The overriding question, even if the insurtech company fails (the overall tech startup failure rate hovers around 90 percent), is ‘will the monetary investment and sweat equity yield something of value to our member insureds?’.
In PCH’s case, the answer was yes. Integral to the work our insurtech partners undertook was an in-depth analysis of our claims history since the company’s inception in 2004. For the price of the engagement we obtained valuable analyses that would otherwise have been prohibitively costly to the company as standalone projects.
In over a year, PCH’s return on investment has compounded. We have built trust and collaborative relationships with highly-skilled partners dedicated to solving pressing industry problems that transcend a simple arm’s-length transaction. We have elevated the profile of our captive, engaged our member insureds and actively listened and demonstrated our commitment to their needs.
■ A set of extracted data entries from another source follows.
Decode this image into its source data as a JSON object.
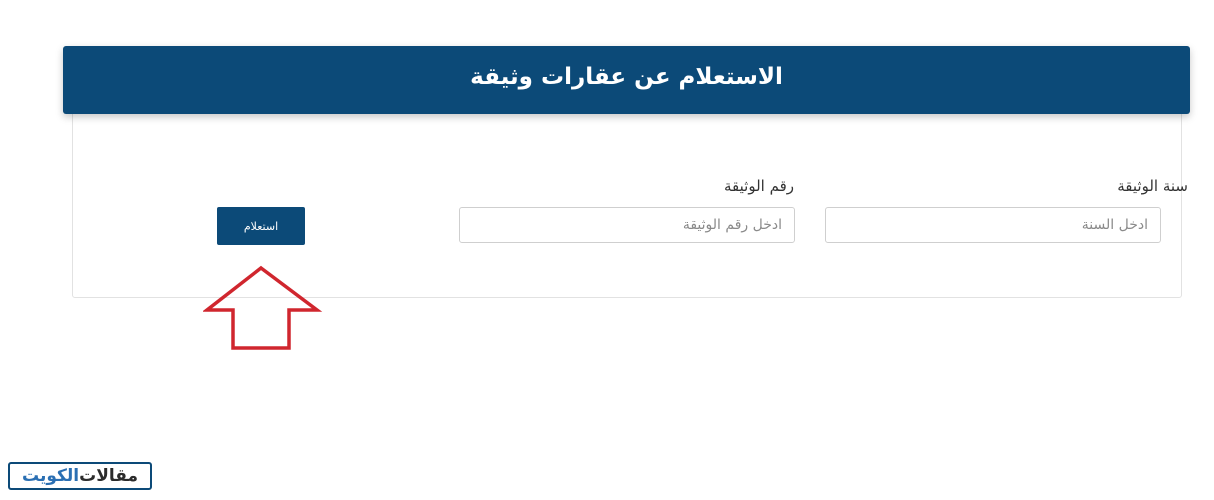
{
  "header": {
    "title": "الاستعلام عن عقارات وثيقة"
  },
  "form": {
    "year": {
      "label": "سنة الوثيقة",
      "placeholder": "ادخل السنة",
      "value": ""
    },
    "document_number": {
      "label": "رقم الوثيقة",
      "placeholder": "ادخل رقم الوثيقة",
      "value": ""
    },
    "submit_label": "استعلام"
  },
  "annotation": {
    "arrow_color": "#d0262e"
  },
  "watermark": {
    "part1": "مقالات",
    "part2": "الكويت"
  },
  "colors": {
    "primary": "#0c4a78"
  }
}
This yields a multitude of marketing benefits. If either insurtech partner successfully scales, PCH will enjoy the rewards of being the first champion of these innovators.
The captive insurance industry is fertile ground for insurtech development. With few resources to build tech solutions in-house, the most efficient, cost-effective way to stay in step with industry innovation is early engagement with fledgling insurtech companies such as CareValidate and A.I. Insurance.
Startups cannot grow and thrive without partner companies to provide practical experience, offer pilot partners and legitimise their model by engaging as a customer. The bureaucracy of behemoth insurance companies can quash the creativity and agility integral to startup success.
With competent, streamlined management, captives reside in the sweet spot closest to the businesses they serve and their consumers. There is no need for an algorithm to predict the benefits and weigh the risks of this match.